シャルドネには特徴的な風味がなくニュートラルであることから【風土を映し出す鏡】とまで言われます。
【かみのやまの風土】を一番わかりやすく体感できるようなワインに仕上げています。
《Private Reserveシリーズ》
特に良質なブドウが採れた時にのみ醸造される、ウッディファーム&ワイナリー最上級シリーズ。
2017レビュー
Technical data
品種構成 | シャルドネ100% |
収穫日 | 2017年10月3~5日 |
畑 | 植ノ山畑(一文字短梢、樹齢9年) |
アルコール度数 | 11.4%vol. |
総酸度 | 6.2g/L(酒石酸換算) |
pH | 3.70 |
貯蔵 | 樽100%(内新樽率15%)、12ヵ月熟成 ブレンド後ステンレスタンク貯蔵、3ヵ月熟成 |
生産本数 | 1,300本 |
クロージャー | コルク(DIAM10) |
瓶詰日 | 2019年1月16日 |
発売開始日 |
2020年5月 |
Wine Story
2017年は厳しいヴィンテージながら、シャルドネに関しては過去もっとも良質でした。熟すにつれて酸味が落ちていくのが通常ですが、高い酸をキープしたまま完熟した稀有な年です。

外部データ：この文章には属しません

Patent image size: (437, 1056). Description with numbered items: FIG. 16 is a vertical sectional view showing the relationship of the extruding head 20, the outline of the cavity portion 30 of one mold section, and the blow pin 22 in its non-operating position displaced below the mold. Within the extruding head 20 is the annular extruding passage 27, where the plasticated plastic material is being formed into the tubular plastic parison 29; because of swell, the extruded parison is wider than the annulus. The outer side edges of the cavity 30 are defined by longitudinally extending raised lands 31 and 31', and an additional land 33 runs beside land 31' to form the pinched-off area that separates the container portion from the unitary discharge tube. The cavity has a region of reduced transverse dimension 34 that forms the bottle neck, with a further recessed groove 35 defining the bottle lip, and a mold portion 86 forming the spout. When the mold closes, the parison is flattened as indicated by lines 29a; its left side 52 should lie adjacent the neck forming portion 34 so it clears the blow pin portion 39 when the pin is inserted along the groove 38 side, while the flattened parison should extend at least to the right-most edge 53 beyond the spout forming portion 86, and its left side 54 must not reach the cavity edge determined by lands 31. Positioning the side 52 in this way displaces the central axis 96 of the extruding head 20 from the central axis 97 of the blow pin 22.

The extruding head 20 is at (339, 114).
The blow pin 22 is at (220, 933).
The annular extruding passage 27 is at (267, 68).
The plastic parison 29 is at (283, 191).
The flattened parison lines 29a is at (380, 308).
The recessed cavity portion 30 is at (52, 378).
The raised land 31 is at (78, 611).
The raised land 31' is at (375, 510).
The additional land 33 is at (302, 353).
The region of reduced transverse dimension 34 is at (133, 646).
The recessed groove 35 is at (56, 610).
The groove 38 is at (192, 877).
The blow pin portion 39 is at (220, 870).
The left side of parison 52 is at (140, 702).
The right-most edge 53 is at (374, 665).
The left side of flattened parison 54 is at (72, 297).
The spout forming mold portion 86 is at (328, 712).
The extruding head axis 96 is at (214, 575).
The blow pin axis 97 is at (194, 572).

世界的にも良く見る品種ゆえ、何をもってシャルドネと為すかが醸造の解釈に委ねられます。山形のシャルドネの魅力は何といっても綺麗な酸味。他の産地の何所にもない個性を活かし、熟成してさらに魅力が増す白ワインになる可能性がある。それを自信をもって提案できるトップキュベです。
古樽を中心とした緩やかな酸化熟成でシャルドネ本来の味わいを、ブレンド後の冬期間のステンレスタンク熟成で焦点を絞り込み鋭角さを生み出しました。時間を掛ける事でしか生まれない気品があります。瓶底には酒石酸の澱がありますので、抜栓前は立てて置くことをお勧めします。今後の瓶熟も期待でき、さらに円熟したコクと旨味が生まれる事でしょう。
Technical Supplements
同じ植ノ山畑でも場所により熟度が違います。収穫時から良質と思われるシャルドネを選果し、除梗破砕しスキンコンタクトしてから搾汁しました。また全房プレスでも搾汁しています。果汁の時点で別格の旨さを感じました。後はブドウを信じて、古樽中心の発酵熟成期間は12カ月にも及び今までの最長です。またブレンド後もさらに時間を掛け、延べ15カ月にも及びシャルドネの味わいの神髄を探りました。ここまで貯蔵できたのもブドウのパワーが並外れて高かった為です。瓶詰後もリリースまでしばらく置いたかいもあり、味わいに妖艶さと気品がさらに凝縮しています。山形のシャルドネの新しい側面を見れます。